Процветала и народная литература, что свидетельствовало об увеличении числа грамотных. Существовали две ее разновидности. Иллюстрированные книги объемом от 20 до 100 страниц содержали адаптированные европейские романы и приключенческие повести, часто непристойные; они продавались по умеренным ценам, будучи рассчитаны на городских читателей. Дешевые лубочные издания были общедоступными, их можно было вешать на стены, а тексты – зачитывать перед скоплением народа либо петь на кухне и в жилых помещениях. Так же как гравюры на дереве и меди, лубок пришел из Украины в конце XVII века, получил широкое распространение в XVIII веке и стал массовым явлением в XIX столетии. В России преобладали лубки религиозного содержания, но были также нравоучительные сочинения и народные сказки, героями которых являлись люди самого разного положения, от крестьян до дворян. Как и более элитарный театр, лубки часто критиковали общественные недостатки в мягкой форме. В них осуждались продажные судьи и мужья-рогоносцы, пьянство и безнравственность, прославлялись такие добродетели, как умеренность, трудолюбие и строгость к себе.
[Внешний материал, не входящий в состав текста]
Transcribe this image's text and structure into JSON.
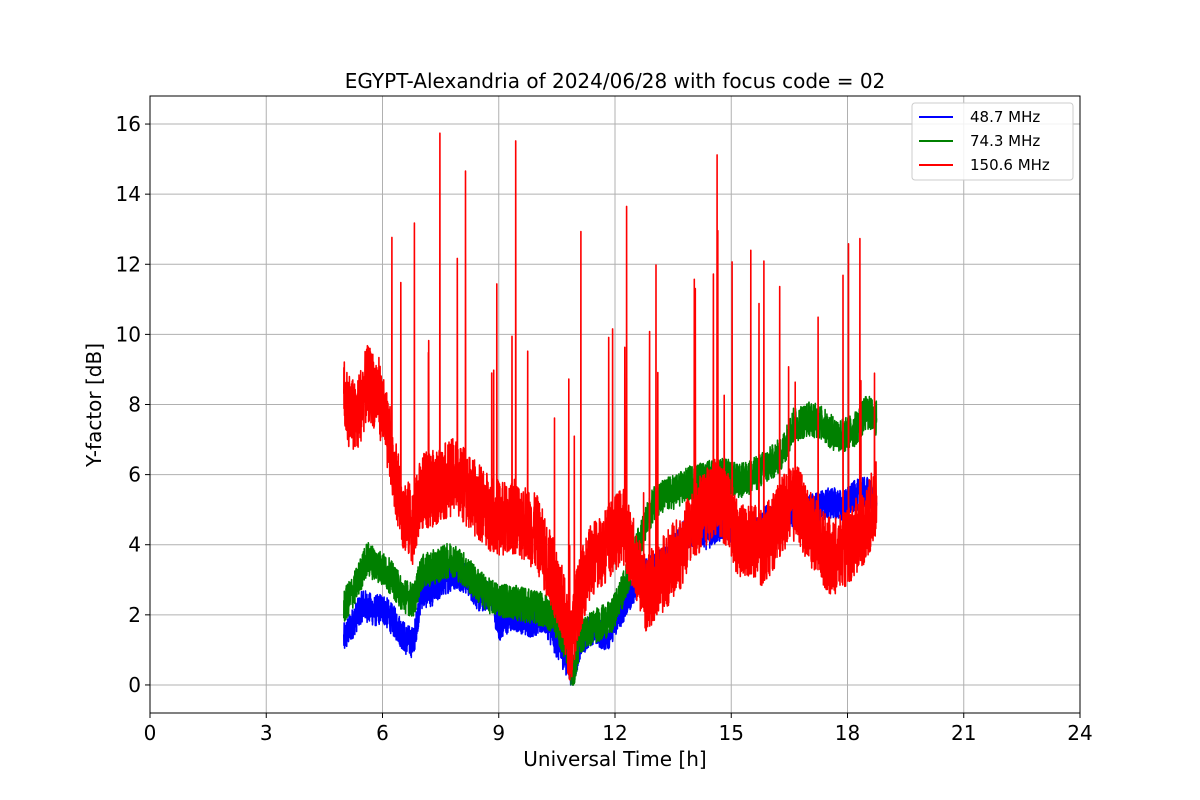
{
  "chart_data": {
    "type": "line",
    "title": "EGYPT-Alexandria of 2024/06/28 with focus code = 02",
    "xlabel": "Universal Time [h]",
    "ylabel": "Y-factor [dB]",
    "xlim": [
      0,
      24
    ],
    "ylim": [
      -0.8,
      16.8
    ],
    "xticks": [
      0,
      3,
      6,
      9,
      12,
      15,
      18,
      21,
      24
    ],
    "yticks": [
      0,
      2,
      4,
      6,
      8,
      10,
      12,
      14,
      16
    ],
    "xtick_labels": [
      "0",
      "3",
      "6",
      "9",
      "12",
      "15",
      "18",
      "21",
      "24"
    ],
    "ytick_labels": [
      "0",
      "2",
      "4",
      "6",
      "8",
      "10",
      "12",
      "14",
      "16"
    ],
    "grid": true,
    "legend_position": "top-right",
    "series": [
      {
        "name": " 48.7 MHz",
        "color": "#0000ff",
        "x": [
          5.0,
          5.5,
          5.8,
          6.0,
          6.3,
          6.6,
          6.8,
          7.0,
          7.3,
          7.6,
          7.9,
          8.2,
          8.5,
          8.8,
          9.0,
          9.4,
          9.8,
          10.2,
          10.5,
          10.8,
          10.9,
          11.1,
          11.4,
          11.8,
          12.2,
          12.6,
          13.0,
          13.3,
          13.7,
          14.0,
          14.4,
          14.8,
          15.2,
          15.6,
          15.9,
          16.2,
          16.6,
          17.0,
          17.3,
          17.6,
          17.9,
          18.2,
          18.5,
          18.75
        ],
        "y": [
          1.3,
          2.3,
          2.1,
          2.2,
          1.8,
          1.3,
          1.2,
          2.6,
          2.7,
          3.0,
          3.2,
          3.0,
          2.5,
          2.6,
          1.7,
          2.0,
          1.8,
          1.9,
          1.2,
          0.6,
          0.3,
          1.2,
          1.6,
          1.4,
          2.2,
          3.0,
          3.3,
          3.5,
          4.2,
          4.4,
          4.3,
          4.6,
          4.3,
          4.2,
          4.7,
          4.8,
          4.9,
          5.0,
          5.1,
          5.2,
          5.1,
          5.4,
          5.5,
          5.2
        ]
      },
      {
        "name": " 74.3 MHz",
        "color": "#008000",
        "x": [
          5.0,
          5.3,
          5.6,
          5.9,
          6.2,
          6.5,
          6.8,
          7.0,
          7.4,
          7.8,
          8.1,
          8.4,
          8.8,
          9.2,
          9.6,
          10.0,
          10.4,
          10.8,
          10.9,
          11.1,
          11.5,
          11.9,
          12.2,
          12.6,
          13.0,
          13.3,
          13.7,
          14.0,
          14.4,
          14.8,
          15.2,
          15.6,
          16.0,
          16.3,
          16.6,
          17.0,
          17.3,
          17.6,
          17.9,
          18.2,
          18.5,
          18.75
        ],
        "y": [
          2.2,
          2.8,
          3.6,
          3.4,
          3.1,
          2.6,
          2.4,
          3.2,
          3.4,
          3.6,
          3.3,
          2.9,
          2.5,
          2.4,
          2.3,
          2.2,
          2.0,
          1.0,
          0.2,
          1.4,
          1.7,
          1.9,
          2.7,
          4.0,
          5.2,
          5.4,
          5.6,
          5.8,
          5.9,
          6.0,
          5.8,
          6.0,
          6.3,
          6.6,
          7.4,
          7.6,
          7.5,
          7.2,
          7.1,
          7.3,
          7.8,
          7.6
        ]
      },
      {
        "name": "150.6 MHz",
        "color": "#ff0000",
        "x": [
          5.0,
          5.3,
          5.6,
          5.9,
          6.2,
          6.5,
          6.8,
          7.0,
          7.3,
          7.6,
          7.9,
          8.2,
          8.5,
          8.8,
          9.1,
          9.4,
          9.7,
          10.0,
          10.3,
          10.6,
          10.85,
          11.0,
          11.3,
          11.6,
          11.9,
          12.2,
          12.5,
          12.8,
          13.1,
          13.4,
          13.7,
          14.0,
          14.3,
          14.6,
          14.9,
          15.2,
          15.5,
          15.8,
          16.1,
          16.4,
          16.7,
          17.0,
          17.3,
          17.6,
          17.9,
          18.2,
          18.5,
          18.75
        ],
        "y": [
          8.2,
          7.5,
          8.6,
          8.3,
          6.8,
          5.0,
          4.5,
          5.5,
          5.6,
          5.8,
          6.0,
          5.5,
          5.2,
          4.9,
          4.7,
          4.8,
          4.6,
          4.3,
          3.4,
          2.6,
          1.0,
          2.2,
          3.4,
          3.8,
          4.2,
          4.6,
          3.6,
          2.6,
          3.0,
          3.4,
          3.8,
          4.6,
          5.0,
          5.4,
          5.0,
          4.0,
          4.2,
          3.9,
          4.4,
          5.0,
          5.2,
          4.5,
          4.0,
          3.6,
          3.8,
          4.2,
          4.6,
          5.4
        ]
      }
    ]
  }
}
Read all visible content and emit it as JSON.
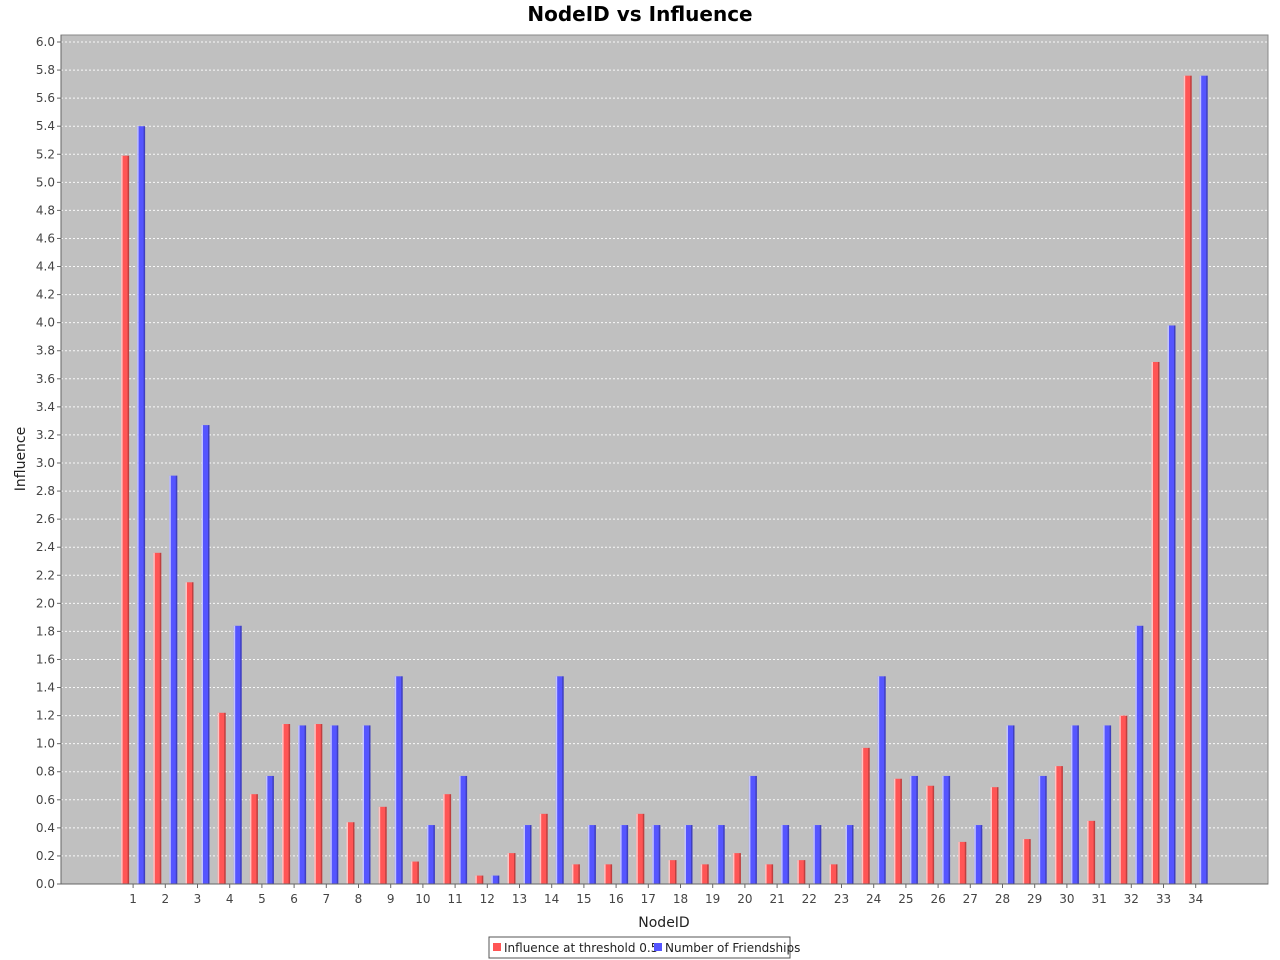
{
  "chart_data": {
    "type": "bar",
    "title": "NodeID vs Influence",
    "xlabel": "NodeID",
    "ylabel": "Influence",
    "ylim": [
      0,
      6.0
    ],
    "ytick_step": 0.2,
    "grid": true,
    "legend_position": "bottom-center",
    "categories": [
      "1",
      "2",
      "3",
      "4",
      "5",
      "6",
      "7",
      "8",
      "9",
      "10",
      "11",
      "12",
      "13",
      "14",
      "15",
      "16",
      "17",
      "18",
      "19",
      "20",
      "21",
      "22",
      "23",
      "24",
      "25",
      "26",
      "27",
      "28",
      "29",
      "30",
      "31",
      "32",
      "33",
      "34"
    ],
    "series": [
      {
        "name": "Influence at threshold 0.5",
        "color": "#ff5555",
        "values": [
          5.19,
          2.36,
          2.15,
          1.22,
          0.64,
          1.14,
          1.14,
          0.44,
          0.55,
          0.16,
          0.64,
          0.06,
          0.22,
          0.5,
          0.14,
          0.14,
          0.5,
          0.17,
          0.14,
          0.22,
          0.14,
          0.17,
          0.14,
          0.97,
          0.75,
          0.7,
          0.3,
          0.69,
          0.32,
          0.84,
          0.45,
          1.2,
          3.72,
          5.76
        ]
      },
      {
        "name": "Number of Friendships",
        "color": "#5555ff",
        "values": [
          5.4,
          2.91,
          3.27,
          1.84,
          0.77,
          1.13,
          1.13,
          1.13,
          1.48,
          0.42,
          0.77,
          0.06,
          0.42,
          1.48,
          0.42,
          0.42,
          0.42,
          0.42,
          0.42,
          0.77,
          0.42,
          0.42,
          0.42,
          1.48,
          0.77,
          0.77,
          0.42,
          1.13,
          0.77,
          1.13,
          1.13,
          1.84,
          3.98,
          5.76
        ]
      }
    ]
  }
}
Народная литература в России, в отличие от европейской, не содержала иллюстраций и текстов откровенно политического характера. В Европе власти издавали листки с гравированными изображениями и описаниями казней, чтобы заручиться народной поддержкой; антиправительственные листовки и брошюры, напротив, восхваляли социальных бандитов или бичевали политиков. В России же ни официальные, ни частные издания не касались политической сферы. Некоторые затрагивали ее, но лишь в аллегорической форме: так, многократно воспроизводившийся лубок «Как мыши кота хоронили» считался сатирой на Петра I, другой же – «Славное побоище царя Александра Македонского с Пором царем Индийским» – считался, наоборот, славословием в адрес Петра. Отсутствие явно выраженных политических тем – наказание, бунт, восстания – может быть объяснено цензурой, прямой или скрытой. Религиозные лубки должны были одобряться синодальными цензорами, светские – владельцами типографий, и хотя за этим следили иногда более, а иногда менее строго, все, похоже, понимали, где проходят границы дозволенного.